Digital Companion to C. S. Peirce
1867 | On a New List of Categories | W 2:50; CP 1.549

Dissociation is that separation which, in the absence of a constant association, is permitted by the law of association of images. It is the consciousness of one thing, without the necessary simultaneous consciousness of the other.

1885 | Notes on the Categories [R] | W 5:238; CP 1.353

…two ideas may be so little allied that one of them may be present to the consciousness in an image which does not contain the other at all; in this way we can imagine red without imagining blue, and vice versa; we can also imagine sound without melody, but not melody without sound. I call this kind of separation Dissociation.

1903 | Syllabus: Syllabus of a course of Lectures at the Lowell Institute beginning 1903, Nov. 23. On Some Topics of Logic | EP 2:270

Separation of Firstness, or Primal Separation, called Dissociation, consists in imagining one of the two separands without the other. It may be complete or incomplete.

1906 [c.] | On the System of Existential Graphs Considered as an Instrument for the Investigation of Logic | MS [R] 499(s)

The first mode of separating one constituent of the phaneron from another consists in imagining a state of things as to which the one may be affirmed while the other is denied. Thus we may imagine that there are brilliant colors while there are no sounds whatever, or the reverse. I called this mode of analysis dissociation.

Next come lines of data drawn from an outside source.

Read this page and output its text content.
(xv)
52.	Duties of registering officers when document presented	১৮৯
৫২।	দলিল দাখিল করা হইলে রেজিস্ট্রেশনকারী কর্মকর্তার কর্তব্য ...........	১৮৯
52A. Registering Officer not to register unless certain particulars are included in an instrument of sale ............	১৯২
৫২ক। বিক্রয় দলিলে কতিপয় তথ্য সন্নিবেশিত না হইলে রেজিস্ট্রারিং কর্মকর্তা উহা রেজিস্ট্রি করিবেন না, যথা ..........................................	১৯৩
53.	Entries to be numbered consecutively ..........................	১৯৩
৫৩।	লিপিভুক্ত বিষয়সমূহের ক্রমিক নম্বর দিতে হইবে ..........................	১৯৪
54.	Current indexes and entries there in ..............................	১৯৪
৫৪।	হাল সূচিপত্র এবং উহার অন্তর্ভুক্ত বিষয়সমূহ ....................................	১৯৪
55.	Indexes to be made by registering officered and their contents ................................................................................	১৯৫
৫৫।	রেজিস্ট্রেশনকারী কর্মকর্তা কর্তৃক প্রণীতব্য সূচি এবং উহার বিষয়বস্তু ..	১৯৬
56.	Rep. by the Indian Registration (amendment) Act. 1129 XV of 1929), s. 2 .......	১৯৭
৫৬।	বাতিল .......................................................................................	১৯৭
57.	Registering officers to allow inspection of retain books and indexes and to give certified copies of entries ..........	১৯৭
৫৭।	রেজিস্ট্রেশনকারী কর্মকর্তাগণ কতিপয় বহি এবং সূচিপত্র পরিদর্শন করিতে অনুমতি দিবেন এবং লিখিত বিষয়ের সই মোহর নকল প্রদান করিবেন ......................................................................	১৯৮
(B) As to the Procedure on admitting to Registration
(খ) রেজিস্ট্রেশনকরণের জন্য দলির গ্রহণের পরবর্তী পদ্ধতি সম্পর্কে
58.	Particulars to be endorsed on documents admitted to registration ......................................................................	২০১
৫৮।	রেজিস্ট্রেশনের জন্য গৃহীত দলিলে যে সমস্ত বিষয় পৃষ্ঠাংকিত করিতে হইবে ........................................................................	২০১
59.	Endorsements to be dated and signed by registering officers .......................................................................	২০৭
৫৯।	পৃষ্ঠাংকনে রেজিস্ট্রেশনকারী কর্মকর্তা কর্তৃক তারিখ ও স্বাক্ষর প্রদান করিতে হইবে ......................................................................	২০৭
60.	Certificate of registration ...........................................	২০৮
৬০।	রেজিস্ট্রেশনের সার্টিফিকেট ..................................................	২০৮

1908 | The First Part of An Apology for Pragmaticism | LI 373

In a paper published in the Proceedings of the American Academy of Arts and Sciences for 1867 May 14, I defined the three ways in which an idea can be mentally isolated from another. They [are] Dissociation, Prescission, and Discrimination. Dissociation consists in imagining a case into which the former idea enters without the other.